Donald Trump's team of diehard archconservatives (we can probably dispense with giving Trump himself agency in these decisions, given that his own ideological preferences begin and end with "how much did person so-and-so suck up to me today?") has been doing a bang-up job of installing crooks into government. These are people who are specifically and publicly at odds with the central premises of the agencies they are supposed to head; people who have come directly from regulated industries into new positions re-writing the regulations their once and future companies are asked to abide by; people who don't have enough patience to plan for that lucrative cash-out at the end of their terms and instead go for the more immediate satisfaction of jetting around the country on somebody else's dime.
Trump's new nominee to head the Interior Department comes from columns A and B. David Bernhardt has been up until now the acting secretary for that department, having been elevated into the position after Ryan Zinke ducked out amidst a shower of ethics investigations. Before joining Team Trump, however, he had settled into a lucrative lobbying career—one so extensive that upon joining the department, he had to walk around with a small card listing off his 26 recent clients in order to keep track of which things he would ostensibly be required to recuse himself from.
He is not, however, the sort to ruin an effort at the most efficient possible sucking-up of our natural resources with tawdry scandals. There will be no Zinke-level scandal eruptions; Bernhardt is devoted to doing things by the book, so that the tweaks made to American policy under his own management are not so easily undone.
At least, that's what we thought. In practice, Bernhardt seems to have stepped in it with a set of eyebrow-raising decisions during Trump's imposed federal shutdown.

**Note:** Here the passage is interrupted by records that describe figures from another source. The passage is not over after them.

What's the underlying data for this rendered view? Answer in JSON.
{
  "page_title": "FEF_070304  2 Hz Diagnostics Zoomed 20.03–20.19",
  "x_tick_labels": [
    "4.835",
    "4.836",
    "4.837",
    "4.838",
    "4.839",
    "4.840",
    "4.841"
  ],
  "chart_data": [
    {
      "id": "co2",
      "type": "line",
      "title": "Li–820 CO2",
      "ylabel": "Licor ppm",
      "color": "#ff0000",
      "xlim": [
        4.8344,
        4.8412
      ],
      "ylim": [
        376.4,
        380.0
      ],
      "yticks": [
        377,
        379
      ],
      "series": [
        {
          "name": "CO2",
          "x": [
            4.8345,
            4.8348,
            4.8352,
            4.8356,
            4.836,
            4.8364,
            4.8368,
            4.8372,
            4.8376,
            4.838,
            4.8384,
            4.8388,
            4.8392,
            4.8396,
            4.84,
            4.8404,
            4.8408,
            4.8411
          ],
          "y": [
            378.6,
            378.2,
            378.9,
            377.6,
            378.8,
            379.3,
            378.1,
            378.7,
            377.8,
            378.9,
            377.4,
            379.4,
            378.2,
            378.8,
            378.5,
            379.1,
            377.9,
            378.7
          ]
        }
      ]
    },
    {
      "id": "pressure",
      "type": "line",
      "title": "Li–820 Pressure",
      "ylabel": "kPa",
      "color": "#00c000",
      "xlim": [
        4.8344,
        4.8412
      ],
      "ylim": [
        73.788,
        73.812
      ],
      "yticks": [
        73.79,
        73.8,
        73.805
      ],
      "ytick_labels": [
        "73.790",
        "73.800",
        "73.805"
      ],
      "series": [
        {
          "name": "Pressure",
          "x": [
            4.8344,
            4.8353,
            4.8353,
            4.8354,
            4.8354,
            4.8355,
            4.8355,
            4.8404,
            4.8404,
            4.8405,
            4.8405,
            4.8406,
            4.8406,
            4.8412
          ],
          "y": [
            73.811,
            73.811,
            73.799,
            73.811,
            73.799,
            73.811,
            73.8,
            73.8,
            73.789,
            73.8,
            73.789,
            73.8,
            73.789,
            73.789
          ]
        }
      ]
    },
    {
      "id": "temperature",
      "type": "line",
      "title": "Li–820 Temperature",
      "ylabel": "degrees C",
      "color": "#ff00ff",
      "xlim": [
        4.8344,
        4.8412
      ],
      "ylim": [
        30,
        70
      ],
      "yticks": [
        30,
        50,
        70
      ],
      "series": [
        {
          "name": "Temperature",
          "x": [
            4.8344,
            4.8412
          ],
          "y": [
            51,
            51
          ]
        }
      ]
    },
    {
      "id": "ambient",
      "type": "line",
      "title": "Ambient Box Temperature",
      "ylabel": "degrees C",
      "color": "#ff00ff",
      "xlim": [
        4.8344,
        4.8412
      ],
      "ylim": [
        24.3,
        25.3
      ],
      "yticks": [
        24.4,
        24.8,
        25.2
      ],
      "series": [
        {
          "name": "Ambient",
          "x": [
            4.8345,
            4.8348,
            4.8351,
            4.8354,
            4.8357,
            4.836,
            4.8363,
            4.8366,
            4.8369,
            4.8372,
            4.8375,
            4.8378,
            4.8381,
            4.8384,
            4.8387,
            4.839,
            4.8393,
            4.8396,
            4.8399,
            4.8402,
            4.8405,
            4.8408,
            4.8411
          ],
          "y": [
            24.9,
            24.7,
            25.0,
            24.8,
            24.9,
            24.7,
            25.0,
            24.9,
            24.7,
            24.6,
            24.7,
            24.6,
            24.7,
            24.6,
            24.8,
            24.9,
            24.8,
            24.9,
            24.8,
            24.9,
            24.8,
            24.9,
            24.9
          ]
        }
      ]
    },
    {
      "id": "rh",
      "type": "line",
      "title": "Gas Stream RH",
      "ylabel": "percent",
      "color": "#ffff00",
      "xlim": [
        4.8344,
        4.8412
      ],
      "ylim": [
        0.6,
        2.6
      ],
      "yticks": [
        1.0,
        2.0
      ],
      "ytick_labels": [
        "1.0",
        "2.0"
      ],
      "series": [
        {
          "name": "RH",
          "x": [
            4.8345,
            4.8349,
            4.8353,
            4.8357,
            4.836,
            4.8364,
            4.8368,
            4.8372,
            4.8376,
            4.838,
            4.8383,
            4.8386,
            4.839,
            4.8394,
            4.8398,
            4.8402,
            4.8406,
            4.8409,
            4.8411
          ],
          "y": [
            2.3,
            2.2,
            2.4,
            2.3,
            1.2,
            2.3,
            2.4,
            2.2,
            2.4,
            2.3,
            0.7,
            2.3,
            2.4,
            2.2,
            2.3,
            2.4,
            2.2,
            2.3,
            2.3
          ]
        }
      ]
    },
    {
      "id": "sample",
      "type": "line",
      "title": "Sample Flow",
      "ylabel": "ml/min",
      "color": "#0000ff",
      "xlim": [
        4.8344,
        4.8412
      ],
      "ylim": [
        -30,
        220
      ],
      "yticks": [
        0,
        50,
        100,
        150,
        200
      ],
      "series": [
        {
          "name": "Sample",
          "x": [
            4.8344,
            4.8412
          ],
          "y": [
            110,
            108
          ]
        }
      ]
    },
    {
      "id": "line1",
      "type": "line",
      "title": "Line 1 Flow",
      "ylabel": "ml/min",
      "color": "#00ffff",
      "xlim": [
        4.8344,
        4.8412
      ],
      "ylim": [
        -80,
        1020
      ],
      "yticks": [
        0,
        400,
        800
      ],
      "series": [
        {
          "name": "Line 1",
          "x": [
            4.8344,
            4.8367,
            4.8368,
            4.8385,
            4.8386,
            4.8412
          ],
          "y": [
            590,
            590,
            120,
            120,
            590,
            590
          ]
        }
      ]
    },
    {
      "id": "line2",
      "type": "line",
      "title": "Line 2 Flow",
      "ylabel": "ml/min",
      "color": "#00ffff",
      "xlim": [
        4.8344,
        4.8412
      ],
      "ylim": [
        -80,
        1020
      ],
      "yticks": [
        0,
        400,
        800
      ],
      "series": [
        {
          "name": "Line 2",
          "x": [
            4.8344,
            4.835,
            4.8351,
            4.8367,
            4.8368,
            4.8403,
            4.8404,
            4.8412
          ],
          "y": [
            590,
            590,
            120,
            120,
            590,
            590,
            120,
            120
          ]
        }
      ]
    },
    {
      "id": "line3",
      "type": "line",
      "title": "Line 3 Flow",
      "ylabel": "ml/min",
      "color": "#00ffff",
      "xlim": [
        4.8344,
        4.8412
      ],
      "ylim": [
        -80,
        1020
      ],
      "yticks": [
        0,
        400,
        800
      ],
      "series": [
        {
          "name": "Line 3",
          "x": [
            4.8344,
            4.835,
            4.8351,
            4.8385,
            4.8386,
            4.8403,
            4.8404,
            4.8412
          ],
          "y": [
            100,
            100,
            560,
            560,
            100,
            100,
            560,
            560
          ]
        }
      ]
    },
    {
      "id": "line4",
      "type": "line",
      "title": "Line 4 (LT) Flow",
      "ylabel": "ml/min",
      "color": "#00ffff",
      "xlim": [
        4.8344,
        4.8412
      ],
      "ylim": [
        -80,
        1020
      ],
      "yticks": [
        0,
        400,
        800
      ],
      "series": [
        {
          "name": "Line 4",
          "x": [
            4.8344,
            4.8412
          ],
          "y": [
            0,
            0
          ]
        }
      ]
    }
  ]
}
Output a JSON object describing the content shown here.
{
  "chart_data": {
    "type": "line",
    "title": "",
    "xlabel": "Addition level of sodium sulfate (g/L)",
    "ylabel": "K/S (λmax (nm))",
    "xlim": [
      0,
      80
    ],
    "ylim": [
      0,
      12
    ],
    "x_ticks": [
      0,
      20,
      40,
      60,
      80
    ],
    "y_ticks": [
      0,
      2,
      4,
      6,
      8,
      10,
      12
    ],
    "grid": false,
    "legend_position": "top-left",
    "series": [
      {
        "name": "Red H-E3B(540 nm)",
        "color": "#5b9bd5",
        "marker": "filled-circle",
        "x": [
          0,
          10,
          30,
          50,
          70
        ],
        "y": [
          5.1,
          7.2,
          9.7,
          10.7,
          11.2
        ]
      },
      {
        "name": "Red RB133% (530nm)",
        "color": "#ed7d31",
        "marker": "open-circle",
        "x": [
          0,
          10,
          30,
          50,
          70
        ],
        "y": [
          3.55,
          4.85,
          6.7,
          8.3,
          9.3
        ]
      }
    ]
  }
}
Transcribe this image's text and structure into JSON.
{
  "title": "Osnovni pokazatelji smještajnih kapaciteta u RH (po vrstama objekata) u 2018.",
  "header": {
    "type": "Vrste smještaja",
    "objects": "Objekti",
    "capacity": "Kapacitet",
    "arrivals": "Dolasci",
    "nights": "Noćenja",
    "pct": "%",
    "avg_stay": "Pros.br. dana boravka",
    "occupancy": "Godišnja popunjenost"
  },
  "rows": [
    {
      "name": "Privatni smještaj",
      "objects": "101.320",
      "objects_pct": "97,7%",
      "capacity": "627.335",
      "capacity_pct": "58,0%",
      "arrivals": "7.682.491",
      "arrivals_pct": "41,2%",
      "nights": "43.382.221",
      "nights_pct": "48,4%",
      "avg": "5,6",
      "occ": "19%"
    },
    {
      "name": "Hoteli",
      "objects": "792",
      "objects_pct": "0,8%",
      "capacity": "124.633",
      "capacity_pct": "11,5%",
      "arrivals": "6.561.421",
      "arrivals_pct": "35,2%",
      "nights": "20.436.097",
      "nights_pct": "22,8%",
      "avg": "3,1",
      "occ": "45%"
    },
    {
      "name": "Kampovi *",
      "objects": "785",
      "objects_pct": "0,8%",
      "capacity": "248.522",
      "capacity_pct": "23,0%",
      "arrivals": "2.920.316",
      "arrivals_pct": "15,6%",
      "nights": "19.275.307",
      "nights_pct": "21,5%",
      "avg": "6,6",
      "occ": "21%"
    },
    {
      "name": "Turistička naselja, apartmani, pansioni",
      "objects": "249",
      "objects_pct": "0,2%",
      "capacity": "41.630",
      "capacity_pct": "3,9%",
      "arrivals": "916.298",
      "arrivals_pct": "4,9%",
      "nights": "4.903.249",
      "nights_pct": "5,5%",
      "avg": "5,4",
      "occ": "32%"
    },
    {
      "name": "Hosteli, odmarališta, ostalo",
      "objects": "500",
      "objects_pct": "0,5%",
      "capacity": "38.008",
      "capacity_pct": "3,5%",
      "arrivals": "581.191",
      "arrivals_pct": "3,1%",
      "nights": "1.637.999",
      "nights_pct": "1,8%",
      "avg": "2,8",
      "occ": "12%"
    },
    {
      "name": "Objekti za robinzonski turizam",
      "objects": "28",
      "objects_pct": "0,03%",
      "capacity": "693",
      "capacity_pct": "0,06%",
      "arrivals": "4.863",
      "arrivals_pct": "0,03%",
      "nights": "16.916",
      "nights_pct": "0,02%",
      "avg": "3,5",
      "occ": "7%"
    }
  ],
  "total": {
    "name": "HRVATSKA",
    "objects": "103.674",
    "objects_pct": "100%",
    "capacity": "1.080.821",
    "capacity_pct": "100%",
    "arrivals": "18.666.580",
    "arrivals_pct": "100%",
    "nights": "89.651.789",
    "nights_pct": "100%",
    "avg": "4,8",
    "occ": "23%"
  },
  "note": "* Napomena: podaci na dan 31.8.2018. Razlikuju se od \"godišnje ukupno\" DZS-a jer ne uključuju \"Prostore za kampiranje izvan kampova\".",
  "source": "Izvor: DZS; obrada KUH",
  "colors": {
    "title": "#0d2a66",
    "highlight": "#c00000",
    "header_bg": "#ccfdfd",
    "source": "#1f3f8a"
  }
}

After pictures of national parks overrun with trash and stopped-up toilets began to irritate the American people, Bernhardt ordered the most popular parks to stay open and clean up the damage by dipping into each park's long-term maintenance purse, a decision which will have budget ramifications for the next 10 years. That decision was seen as an effort to gloss over the very real damage being done to both the parks and the economies that rely upon them, so that the pictures would stop appearing on the nightly news.
Bernhardt's more curious move, however, was suddenly recalling at least 40 furloughed workers—non-essential personnel, in the prior judgment of his department—in order to continue Trump administration efforts to speedily expand oil and gas drilling on federal lands and waters. And the Bureau of Land Management somehow managed to stay almost entirely open "in order to comply," in their words, "with the administration's America First energy strategy." This meant that new industry drilling applications continued to be processed and accepted even as many of the government functions Americans not in industries David Bernhardt has served as lobbyist to remained shuttered.
Those moves are now being scrutinized by watchdog groups, and Bernhardt can expect to be grilled on them by a new Democratic House with near-zero patience for the sort of stunts that Trump's government appointees so regularly got away with under Republican oversight. The question is not only whether these moves to seemingly tactically protect Trump administration priorities during the shutdown were ethical, but whether Bernhardt and others skirted the law in order to pull them off.
Those will be among the questions being asked today in a hearing of the now majority-Democratic Appropriations subcommittee for the Interior. It is likely that Bernhardt himself will be summoned to answer them sooner or later.